Enforceable Access Controls Make Change Manageable While Delivering Tangible Results  

As organizations build toward a hybrid IT future, they can no longer afford to wait for their cloud architecture to stop evolving before embarking on a modern data management strategy. Continuous change is inevitable, leadership and project champions come and go, and the principles guiding the initiative will shift. Then consider that cloud platform providers and open source projects will continue to pump out new updates and elements to their technology stacks while startups will create new offerings and established ones will get acquired. Finally, don’t forget how new data privacy regulations, safety mandates, and industry standards will undoubtedly be introduced, as will unforeseen situational requirements such as COVID-19, which forced companies to adopt broader work-from-home practices and safeguards. 

Retaining a universal set of fine-grained access control policies that can be enforced wherever data goes is key to achieving all the benefits of cloud deployments. Cost savings is one of the first benefits of moving to cloud, but running a common policy can also reduce unnecessary duplication of data back ends and their intermediate staging cloud costs. Teams can also produce quick wins -- or fail sooner -- with the assurance that policies can revert production usage to on-premises or other cloud resources without disrupting ongoing business as needed.

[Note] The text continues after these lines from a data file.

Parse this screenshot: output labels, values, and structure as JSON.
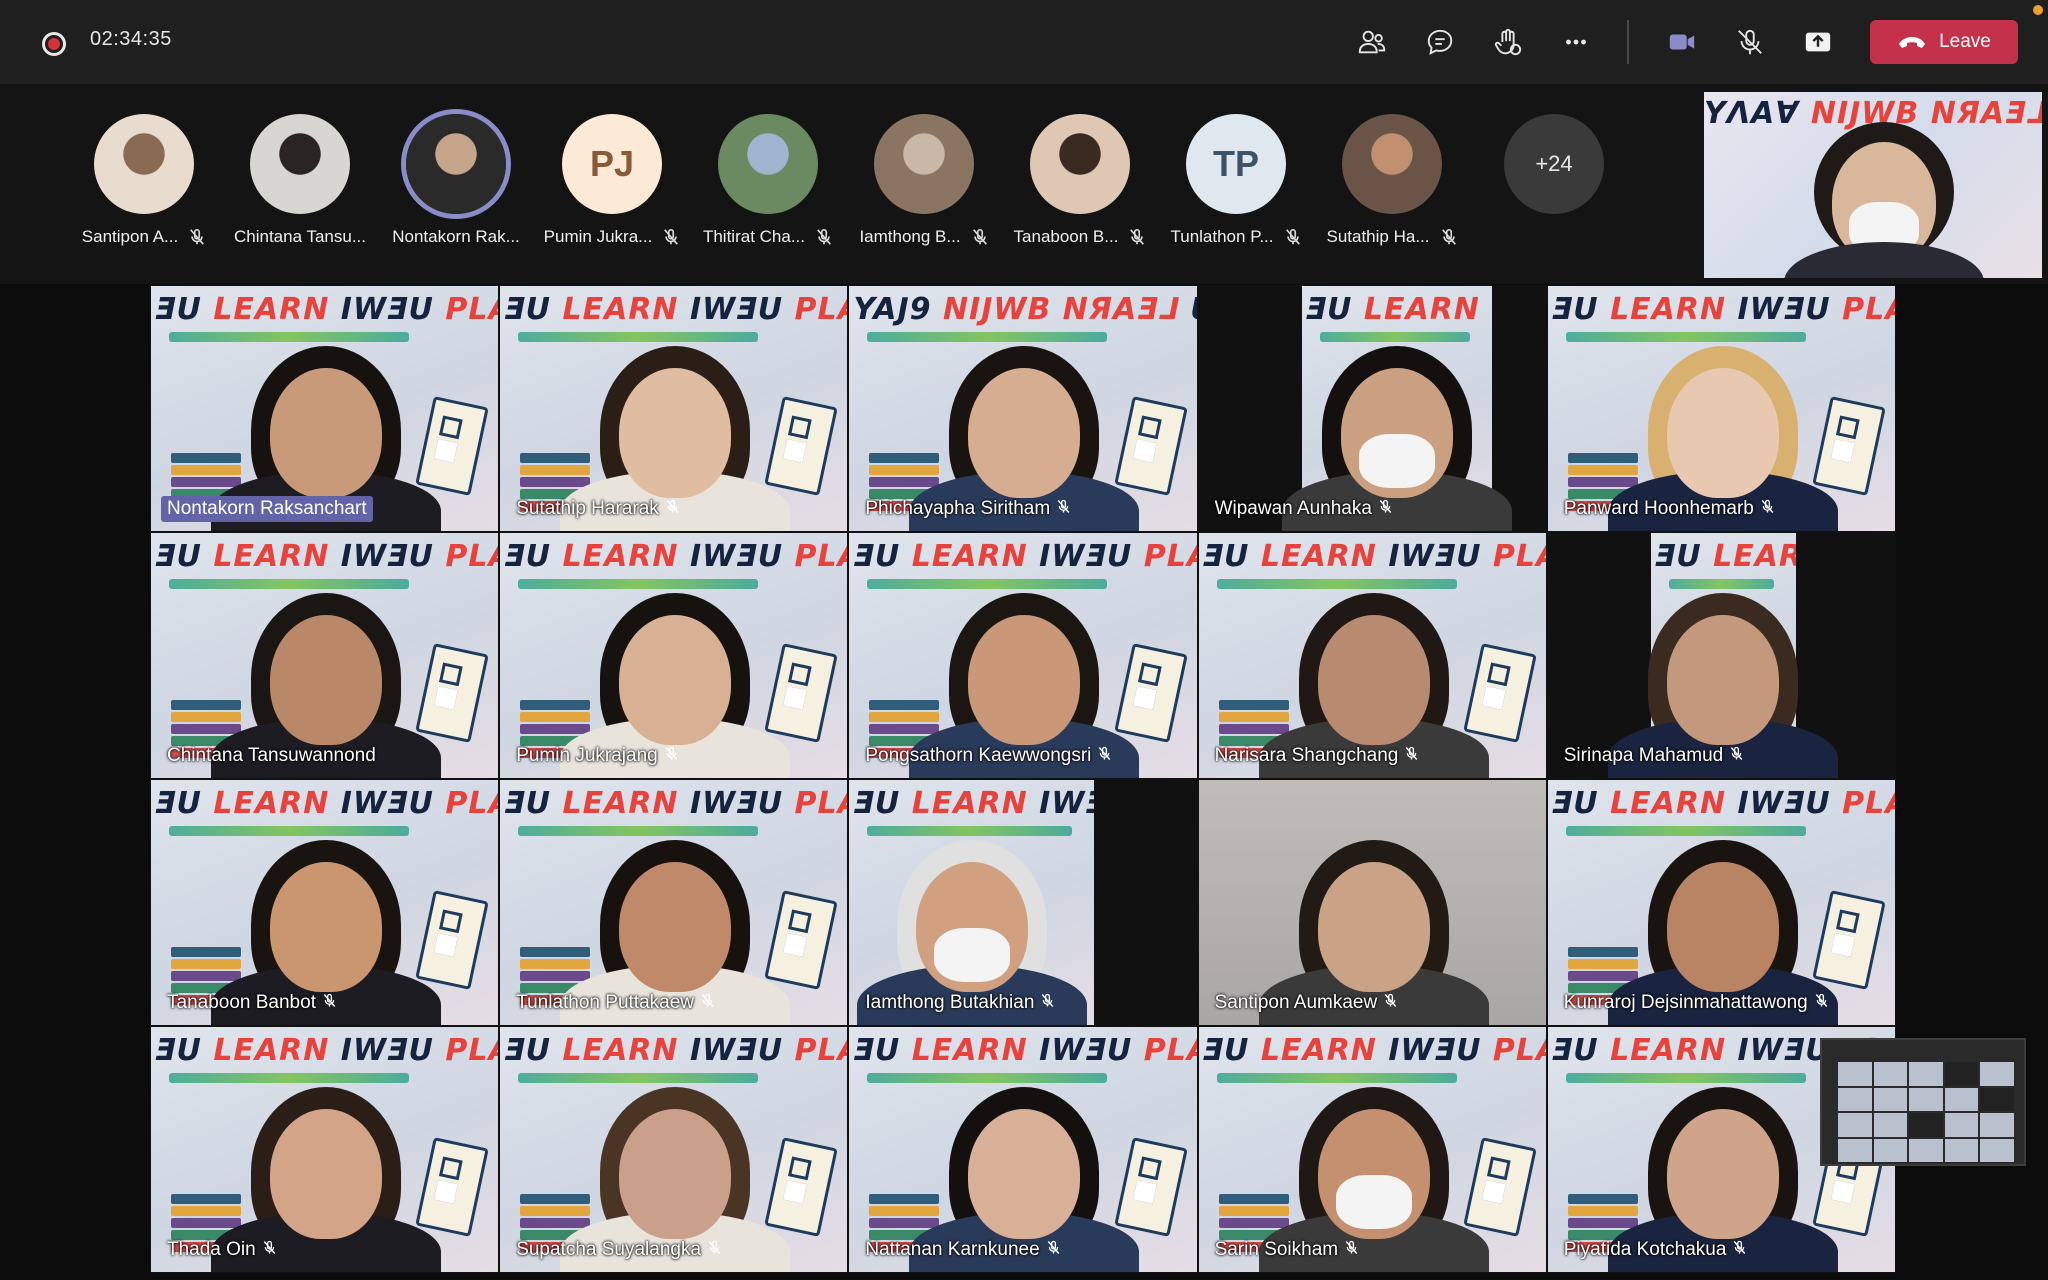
{
  "meeting": {
    "elapsed": "02:34:35",
    "leave_label": "Leave",
    "overflow_count": "+24"
  },
  "toolbar": {
    "icons": [
      "people-icon",
      "chat-icon",
      "raise-hand-icon",
      "more-icon",
      "camera-icon",
      "mic-off-icon",
      "share-icon"
    ]
  },
  "colors": {
    "leave": "#c4314b",
    "active_ring": "#8b8cc7",
    "name_highlight": "#6264a7",
    "recording": "#d13438"
  },
  "participants_strip": [
    {
      "name": "Santipon A...",
      "avatar": "photo",
      "muted": true
    },
    {
      "name": "Chintana Tansu...",
      "avatar": "photo",
      "muted": false
    },
    {
      "name": "Nontakorn Rak...",
      "avatar": "photo",
      "muted": false,
      "speaking": true
    },
    {
      "name": "Pumin Jukra...",
      "avatar": "initials",
      "initials": "PJ",
      "muted": true
    },
    {
      "name": "Thitirat Cha...",
      "avatar": "photo",
      "muted": true
    },
    {
      "name": "Iamthong B...",
      "avatar": "photo",
      "muted": true
    },
    {
      "name": "Tanaboon B...",
      "avatar": "photo",
      "muted": true
    },
    {
      "name": "Tunlathon P...",
      "avatar": "initials",
      "initials": "TP",
      "muted": true
    },
    {
      "name": "Sutathip Ha...",
      "avatar": "photo",
      "muted": true
    }
  ],
  "grid": [
    {
      "name": "Nontakorn Raksanchart",
      "muted": false,
      "highlight": true
    },
    {
      "name": "Sutathip Hararak",
      "muted": true
    },
    {
      "name": "Phichayapha Siritham",
      "muted": true
    },
    {
      "name": "Wipawan Aunhaka",
      "muted": true
    },
    {
      "name": "Panward Hoonhemarb",
      "muted": true
    },
    {
      "name": "Chintana Tansuwannond",
      "muted": false
    },
    {
      "name": "Pumin Jukrajang",
      "muted": true
    },
    {
      "name": "Pongsathorn Kaewwongsri",
      "muted": true
    },
    {
      "name": "Narisara Shangchang",
      "muted": true
    },
    {
      "name": "Sirinapa Mahamud",
      "muted": true
    },
    {
      "name": "Tanaboon Banbot",
      "muted": true
    },
    {
      "name": "Tunlathon Puttakaew",
      "muted": true
    },
    {
      "name": "Iamthong Butakhian",
      "muted": true
    },
    {
      "name": "Santipon Aumkaew",
      "muted": true
    },
    {
      "name": "Kunraroj Dejsinmahattawong",
      "muted": true
    },
    {
      "name": "Thada Oin",
      "muted": true
    },
    {
      "name": "Supatcha Suyalangka",
      "muted": true
    },
    {
      "name": "Nattanan Karnkunee",
      "muted": true
    },
    {
      "name": "Sarin Soikham",
      "muted": true
    },
    {
      "name": "Piyatida Kotchakua",
      "muted": true
    }
  ]
}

Another benefit is that future-proofing enables enterprises to move their data estate to changing cloud data platforms while respecting the modern cloud-native best practice of separating storage and computing work.

Finally, with reusable policies, automated data management, and improved visibility, organizations can enhance security and compliance by simplifying auditing processes and removing security review barriers.

A Final Word

With so much riding on how sensitive data is used within an organization, the ability to continuously manage and protect data in the cloud has become a board-level demand. Cloud and digital transformation are key to unearthing all the modern benefits and speed from our data assets, which makes the need to safeguard moving to the cloud a necessity. Organizations, especially those in highly regulated industries, now understand that a successful cloud migration depends on using intelligent and automated policies to remove security and compliance roadblocks and to realize all that the cloud has to offer.